Friday, 1 October 2010

Rules of Eating Out for Girls On Their Own

What drives you out on a wild rainy night, just for a meal? I've thought about it. It's about being with people, even if no conversation takes place. Indeed, too much engagement might lead to denunciation as a mutant with three heads, eleven eyes and rotting flesh, a tranny anyway. And yet there is comfort in being amid a merry throng, even if you have to be discreet. I could have cooked in the caravan tonight. But I chose human company instead.

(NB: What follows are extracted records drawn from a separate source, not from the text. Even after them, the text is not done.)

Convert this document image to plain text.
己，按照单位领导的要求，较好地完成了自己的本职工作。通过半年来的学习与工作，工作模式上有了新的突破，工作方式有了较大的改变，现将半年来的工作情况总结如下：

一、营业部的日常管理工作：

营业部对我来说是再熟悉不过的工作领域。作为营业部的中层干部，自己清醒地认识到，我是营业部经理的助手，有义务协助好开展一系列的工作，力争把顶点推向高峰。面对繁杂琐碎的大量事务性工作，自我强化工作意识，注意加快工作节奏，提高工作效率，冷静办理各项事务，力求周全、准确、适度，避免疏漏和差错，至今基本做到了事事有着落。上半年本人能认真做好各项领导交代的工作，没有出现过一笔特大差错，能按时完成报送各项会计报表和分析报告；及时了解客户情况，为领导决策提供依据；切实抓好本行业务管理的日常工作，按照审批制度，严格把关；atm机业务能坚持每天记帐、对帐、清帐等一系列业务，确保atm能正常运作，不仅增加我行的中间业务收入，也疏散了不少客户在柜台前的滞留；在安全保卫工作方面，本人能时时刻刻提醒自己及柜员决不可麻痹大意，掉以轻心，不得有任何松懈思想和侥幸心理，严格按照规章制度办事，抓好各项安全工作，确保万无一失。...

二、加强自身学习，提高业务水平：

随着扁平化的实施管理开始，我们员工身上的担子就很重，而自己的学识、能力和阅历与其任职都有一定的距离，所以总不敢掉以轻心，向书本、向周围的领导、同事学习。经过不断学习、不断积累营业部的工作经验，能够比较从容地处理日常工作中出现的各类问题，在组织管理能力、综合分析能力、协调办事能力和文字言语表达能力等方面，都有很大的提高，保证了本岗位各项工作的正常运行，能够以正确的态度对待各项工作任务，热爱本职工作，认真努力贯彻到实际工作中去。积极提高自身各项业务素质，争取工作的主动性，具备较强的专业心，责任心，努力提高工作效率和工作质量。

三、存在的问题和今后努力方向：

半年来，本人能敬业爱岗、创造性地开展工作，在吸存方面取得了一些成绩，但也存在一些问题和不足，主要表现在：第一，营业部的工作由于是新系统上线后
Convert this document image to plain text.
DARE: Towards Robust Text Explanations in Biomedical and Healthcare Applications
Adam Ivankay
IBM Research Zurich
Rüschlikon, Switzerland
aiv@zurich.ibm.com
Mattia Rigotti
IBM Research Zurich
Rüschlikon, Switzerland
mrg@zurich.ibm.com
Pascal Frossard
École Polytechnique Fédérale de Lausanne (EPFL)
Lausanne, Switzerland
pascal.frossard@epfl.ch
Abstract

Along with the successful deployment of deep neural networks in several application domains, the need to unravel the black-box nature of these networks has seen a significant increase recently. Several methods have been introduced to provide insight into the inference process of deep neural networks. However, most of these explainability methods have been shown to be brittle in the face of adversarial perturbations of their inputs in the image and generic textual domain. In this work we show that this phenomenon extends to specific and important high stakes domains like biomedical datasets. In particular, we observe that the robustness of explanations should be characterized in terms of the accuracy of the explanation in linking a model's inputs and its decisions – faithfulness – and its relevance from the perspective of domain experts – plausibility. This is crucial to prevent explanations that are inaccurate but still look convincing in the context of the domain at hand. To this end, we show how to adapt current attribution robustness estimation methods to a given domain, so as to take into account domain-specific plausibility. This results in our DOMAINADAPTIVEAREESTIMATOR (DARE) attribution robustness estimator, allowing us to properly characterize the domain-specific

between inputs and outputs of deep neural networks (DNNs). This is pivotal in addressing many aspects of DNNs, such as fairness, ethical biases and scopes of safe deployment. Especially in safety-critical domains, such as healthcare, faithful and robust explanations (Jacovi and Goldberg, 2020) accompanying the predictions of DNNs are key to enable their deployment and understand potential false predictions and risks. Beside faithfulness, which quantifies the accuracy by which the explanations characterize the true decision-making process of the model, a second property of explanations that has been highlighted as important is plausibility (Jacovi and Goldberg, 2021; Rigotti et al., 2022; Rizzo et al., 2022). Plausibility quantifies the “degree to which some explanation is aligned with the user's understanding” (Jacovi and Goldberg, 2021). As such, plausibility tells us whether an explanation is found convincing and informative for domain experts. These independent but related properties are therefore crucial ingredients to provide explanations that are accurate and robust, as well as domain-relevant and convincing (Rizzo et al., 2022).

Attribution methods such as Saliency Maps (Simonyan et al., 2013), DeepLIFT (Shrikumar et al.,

I'm now down in Suffolk, not far from Framlingham. Suffolk is a mostly well-off county but places to eat are less numerous than in Sussex for instance. There were, I knew, two decent curry houses in Woodbridge - the Royal Bengal and the Shapla - but I didn't fancy eating at a curry house without company. Some kinds of restaurant demand a companion, or better, several companions! So it would be a pub. I went to the local standby, the White Horse at Easton, but found it fully booked up with a function of some kind. So no table, although you could have a drink. I had one. A large glass of Cabernet Sauvignon. I was wet and determined to be cheerful, and not put off by the somewhat snooty plutocrats who had entered for their feast. No, the hoi oligoi of rural Suffolk weren't going to defeat me, even if I felt like a gatecrasher at a posh private party. I took my time over the wine, then left and tried the more plebian Chequers Inn at Kettleburgh. I was rewarded. It was warm and friendly with lively locals, normal human beings, and I could eat.

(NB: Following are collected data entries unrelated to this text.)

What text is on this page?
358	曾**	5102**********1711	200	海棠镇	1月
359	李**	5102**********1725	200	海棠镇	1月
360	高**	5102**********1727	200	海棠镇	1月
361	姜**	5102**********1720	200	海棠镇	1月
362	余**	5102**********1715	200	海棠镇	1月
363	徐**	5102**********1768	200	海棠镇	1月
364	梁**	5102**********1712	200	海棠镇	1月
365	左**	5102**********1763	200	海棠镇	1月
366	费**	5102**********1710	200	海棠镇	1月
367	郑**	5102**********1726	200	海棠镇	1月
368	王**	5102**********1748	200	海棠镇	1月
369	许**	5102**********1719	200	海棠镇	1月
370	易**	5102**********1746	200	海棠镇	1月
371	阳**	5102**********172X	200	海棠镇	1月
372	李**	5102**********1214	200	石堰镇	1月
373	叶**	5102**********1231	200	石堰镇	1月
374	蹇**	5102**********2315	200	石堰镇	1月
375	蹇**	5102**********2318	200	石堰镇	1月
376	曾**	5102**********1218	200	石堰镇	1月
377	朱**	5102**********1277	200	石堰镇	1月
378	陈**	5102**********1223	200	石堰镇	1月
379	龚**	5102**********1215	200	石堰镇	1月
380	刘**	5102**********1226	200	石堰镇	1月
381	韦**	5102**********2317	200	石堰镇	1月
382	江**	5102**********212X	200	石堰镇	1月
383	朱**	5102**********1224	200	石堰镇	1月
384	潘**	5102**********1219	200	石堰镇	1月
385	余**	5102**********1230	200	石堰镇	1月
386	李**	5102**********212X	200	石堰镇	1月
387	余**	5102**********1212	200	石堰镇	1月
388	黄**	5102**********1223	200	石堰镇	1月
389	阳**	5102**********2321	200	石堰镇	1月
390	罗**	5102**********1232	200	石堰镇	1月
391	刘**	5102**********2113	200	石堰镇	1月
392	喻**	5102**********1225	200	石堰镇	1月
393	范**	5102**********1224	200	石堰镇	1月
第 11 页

Nevertheless it was just a little surreal: the immense black howling gale outside, and a pub CD playing not Wagner but the Very Best of Adge Cutler and the Worzels. So this Gotterdammerung of an evening was played out to 'Oi am a Cider Drinkurr' while the wind roared, the rain lashed, doors blew open and slammed shut, the shutters clanked, and I elegantly scoffed lamb shank washed down by a double gin and tonic. By the time I was elegantly dipping into my ice cream they had switched the music to Dusty Springfield: 'You Don't Have To Say You Love Me'. I heartily approved.

The 'rules' of eating in public for Girls On Their Own are second nature to me now, and I suspect they are actually an aid to good digestion:
* Ensure hair and makeup look right. Repair the ravages of the tempest as soon as possible after arriving.
* Sit down gracefully.
* Don't dump the bag, coat and scarf in a tangled heap. Place the bag carefully, and lay out the coat and scarf as if made of gold brocade with sewn-in jewels.
* Sit up very straight.
* Make small, elegant movements; no grand, sweeping gestures.
* Maintain an expression of pensive, almost spiritual interest. Purse the lips from time to time.
* Use (or pretend to use) your mobile phone as much as you like. Remember: 'You're never alone with a phone' - although it helps to have some reception.
* Fill in time by making notes and replaying photos. Make faces to match, as if a dear friend were the subject. Appear to have a busy, fulfilling, utterly satisfying life.
* Be especially polite and friendly to the waiter or waitress, and be ready to chat to them. Have a credible and interesting reason for eating alone ('I buy art/take landscape photographs all over the country, and I generally have to travel by myself, so meals like this are really important to me...'), and expand it as needed.
* Use knife, fork and spoon as if trained at an expensive Swiss finishing school.
* Eat little morsels, slowly, as if really a top restauranteuse who has dropped in to test the cuisine.
* Don't rush at anything, even if it gets cold, or melts. Eat continuously only for three or four mouthfuls, then put down knife and fork and pause. Chew a lot. Sip the wine or water.
* Don't openly appraise people at adjoining tables. Observe them indirectly. Smile if there is any accidental eye contact with another woman.
* Don't smack lips, slaver, or hoot with delight.
* Sip your drink daintily. Don't toss it back.
* Keep knees together under the table, and don't cough, sneeze, yawn or emit wind.

There, easy to remember all that. All set for dinner at the Palace, I'd say. By the way, I wouldn't be seen dead in McDonalds or Burger King (no wine, no Worzles) but if forced to enjoy their hospitality I wouldn't deviate one bit from these rules.